- Petit air
de musique de chambre M'sieur Claude après plusieurs semaines vouées à
l'orchestre. Jolie cette mélodie, je l'ai déjà entendue quelque part…
- Oui Sonia,
le thème initial de la sonate pour violon et piano n°5 de Beethoven est à sa
musique de chambre ce que le thème du destin qui frappe à la porte est à la 5ème
symphonie…
- Je vois
dans le titre qu'elle porte le sous-titre "le printemps", un
Beethoven bucolique de la même veine que sa symphonie "pastorale" ?
- Beethoven
n'y est pour rien, c'est une idée de l'éditeur. Par ailleurs, ce n'est pas la
même époque que la 6ème symphonie plus tardive… Mais en effet,
quelle fraîcheur !
- Maria Joäo
Pires a déjà été au centre d'une chronique à propos d'une célèbre sonate de
Mozart. Je ne trouve pas le nom du violoniste…
- Augustin
Dumay est l'un des grands violonistes français ; on l'accueille dans le blog
pour la première fois et avec plaisir…
Beethoven en 1800 |
Il semblerait que cette sonate ait été commencée dès les
années 1794-1795 par un jeune Beethoven dans la vingtaine.
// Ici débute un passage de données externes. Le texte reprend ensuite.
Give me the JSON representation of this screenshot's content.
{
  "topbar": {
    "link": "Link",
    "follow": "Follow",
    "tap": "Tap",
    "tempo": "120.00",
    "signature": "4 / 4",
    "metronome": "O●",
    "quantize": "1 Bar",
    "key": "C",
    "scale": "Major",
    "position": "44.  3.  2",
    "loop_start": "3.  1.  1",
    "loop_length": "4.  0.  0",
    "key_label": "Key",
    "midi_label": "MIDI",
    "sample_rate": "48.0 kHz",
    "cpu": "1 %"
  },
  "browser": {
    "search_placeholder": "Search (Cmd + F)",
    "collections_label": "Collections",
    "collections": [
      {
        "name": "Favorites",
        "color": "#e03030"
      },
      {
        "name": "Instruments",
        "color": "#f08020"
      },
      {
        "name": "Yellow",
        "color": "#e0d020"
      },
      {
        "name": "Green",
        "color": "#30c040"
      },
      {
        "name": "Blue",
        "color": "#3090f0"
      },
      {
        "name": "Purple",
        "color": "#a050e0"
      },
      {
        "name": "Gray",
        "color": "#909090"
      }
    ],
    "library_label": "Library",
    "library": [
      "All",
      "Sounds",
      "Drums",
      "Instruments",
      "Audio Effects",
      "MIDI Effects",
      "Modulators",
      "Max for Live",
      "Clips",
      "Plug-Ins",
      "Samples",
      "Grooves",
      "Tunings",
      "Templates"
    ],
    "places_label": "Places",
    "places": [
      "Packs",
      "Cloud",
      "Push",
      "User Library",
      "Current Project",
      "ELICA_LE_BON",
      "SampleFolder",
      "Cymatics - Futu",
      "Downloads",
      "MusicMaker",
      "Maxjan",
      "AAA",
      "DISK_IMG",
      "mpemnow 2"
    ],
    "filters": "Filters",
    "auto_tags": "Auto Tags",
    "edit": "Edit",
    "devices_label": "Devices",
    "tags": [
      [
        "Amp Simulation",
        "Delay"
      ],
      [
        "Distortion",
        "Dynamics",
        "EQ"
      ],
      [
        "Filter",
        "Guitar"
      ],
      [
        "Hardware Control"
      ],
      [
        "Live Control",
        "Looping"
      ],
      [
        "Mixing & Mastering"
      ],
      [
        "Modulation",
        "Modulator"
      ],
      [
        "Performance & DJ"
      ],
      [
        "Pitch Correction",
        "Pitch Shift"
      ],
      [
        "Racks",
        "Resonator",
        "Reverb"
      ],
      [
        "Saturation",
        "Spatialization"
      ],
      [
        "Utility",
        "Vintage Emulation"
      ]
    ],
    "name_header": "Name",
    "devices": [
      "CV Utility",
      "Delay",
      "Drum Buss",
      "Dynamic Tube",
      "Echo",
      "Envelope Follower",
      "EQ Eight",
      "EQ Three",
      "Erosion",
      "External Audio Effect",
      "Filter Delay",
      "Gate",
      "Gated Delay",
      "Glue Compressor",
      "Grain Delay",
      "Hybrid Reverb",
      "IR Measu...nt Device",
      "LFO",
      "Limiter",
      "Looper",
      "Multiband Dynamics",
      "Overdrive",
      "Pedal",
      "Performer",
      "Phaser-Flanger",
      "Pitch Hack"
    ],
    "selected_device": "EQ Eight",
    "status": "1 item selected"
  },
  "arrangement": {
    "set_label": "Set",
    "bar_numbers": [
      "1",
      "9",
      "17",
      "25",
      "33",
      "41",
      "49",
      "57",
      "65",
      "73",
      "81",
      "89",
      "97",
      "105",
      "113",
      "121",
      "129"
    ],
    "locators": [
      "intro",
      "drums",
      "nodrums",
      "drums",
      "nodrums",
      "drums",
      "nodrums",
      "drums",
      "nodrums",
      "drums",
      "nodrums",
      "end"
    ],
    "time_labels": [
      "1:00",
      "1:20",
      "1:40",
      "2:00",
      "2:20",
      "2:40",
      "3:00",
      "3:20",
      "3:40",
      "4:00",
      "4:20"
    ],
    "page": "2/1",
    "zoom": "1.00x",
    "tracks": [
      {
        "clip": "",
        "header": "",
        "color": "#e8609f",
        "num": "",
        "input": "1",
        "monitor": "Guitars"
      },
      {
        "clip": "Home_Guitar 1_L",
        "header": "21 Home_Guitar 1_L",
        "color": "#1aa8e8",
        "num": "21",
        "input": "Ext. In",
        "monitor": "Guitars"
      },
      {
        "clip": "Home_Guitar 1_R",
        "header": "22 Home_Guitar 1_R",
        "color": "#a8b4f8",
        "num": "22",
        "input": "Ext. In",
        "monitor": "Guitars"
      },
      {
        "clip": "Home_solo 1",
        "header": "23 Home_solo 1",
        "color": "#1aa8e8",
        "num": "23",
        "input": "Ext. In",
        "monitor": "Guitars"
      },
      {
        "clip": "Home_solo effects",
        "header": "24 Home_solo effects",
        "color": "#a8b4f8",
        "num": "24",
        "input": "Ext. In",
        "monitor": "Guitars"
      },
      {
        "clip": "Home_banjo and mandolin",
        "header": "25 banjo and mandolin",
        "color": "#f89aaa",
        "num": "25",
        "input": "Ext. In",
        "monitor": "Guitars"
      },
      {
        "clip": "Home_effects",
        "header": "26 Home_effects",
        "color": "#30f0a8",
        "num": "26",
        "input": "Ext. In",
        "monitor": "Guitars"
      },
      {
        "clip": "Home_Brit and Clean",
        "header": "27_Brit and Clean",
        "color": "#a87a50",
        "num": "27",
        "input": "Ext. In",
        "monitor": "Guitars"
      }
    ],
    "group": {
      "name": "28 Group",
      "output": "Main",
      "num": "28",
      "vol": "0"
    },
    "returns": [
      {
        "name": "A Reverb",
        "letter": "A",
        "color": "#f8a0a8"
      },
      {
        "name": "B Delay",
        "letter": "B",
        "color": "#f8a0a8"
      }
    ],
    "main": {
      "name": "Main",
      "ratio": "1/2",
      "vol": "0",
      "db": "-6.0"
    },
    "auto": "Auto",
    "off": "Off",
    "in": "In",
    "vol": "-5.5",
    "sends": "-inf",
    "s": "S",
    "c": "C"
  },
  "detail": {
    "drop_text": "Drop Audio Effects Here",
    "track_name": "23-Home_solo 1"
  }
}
Le compositeur
était né en 1770. C'est en 1800-1801 qu'il achèvera sa partition qui
de nous jours porte le numéro d'opus 24. Elle est éditée dès 1801 en même temps que l'opus 23. Comme
souvent dans le domaine de la musique de chambre, les sonates ont été écrites
par groupes à différentes époques du musicien, l'opus 12 publié en 1799 en comporte 4, les opus 23 et 24
sont contemporaines de l'année 1801,
l'opus 30 en réunit 3 et date de 1802,
quant aux deux dernières, les opus 47 "À Kreutzer" et
opus 96, elles seront écrites successivement en 1805 et 1813. Une
remarque s'impose : la plupart des sonates de cette dizaine ont vu le jour sur
une période courte entre 1799 et 1802 donc avant la période
définitivement romantique initiée par Beethoven
avec la symphonie
"héroïque"
de 1803. J'ai tendance à penser en
écoutant le tendre mouvement lent de la 5ème sonate que ledit
romantisme est indéniablement déjà présent dans l'esprit de Beethoven au tournant du XIXème
siècle
La sonate est dédiée au comte Moritz von Fries, un noble très fortuné doublé d'un mécène qui soutiendra
financièrement Beethoven et Schubert. Il n'agira pas en tant que "protecteur"
mais sera plutôt le fidèle des fidèles, ce qui lui vaudra la dédicace de la 7ème symphonie composée en 1812.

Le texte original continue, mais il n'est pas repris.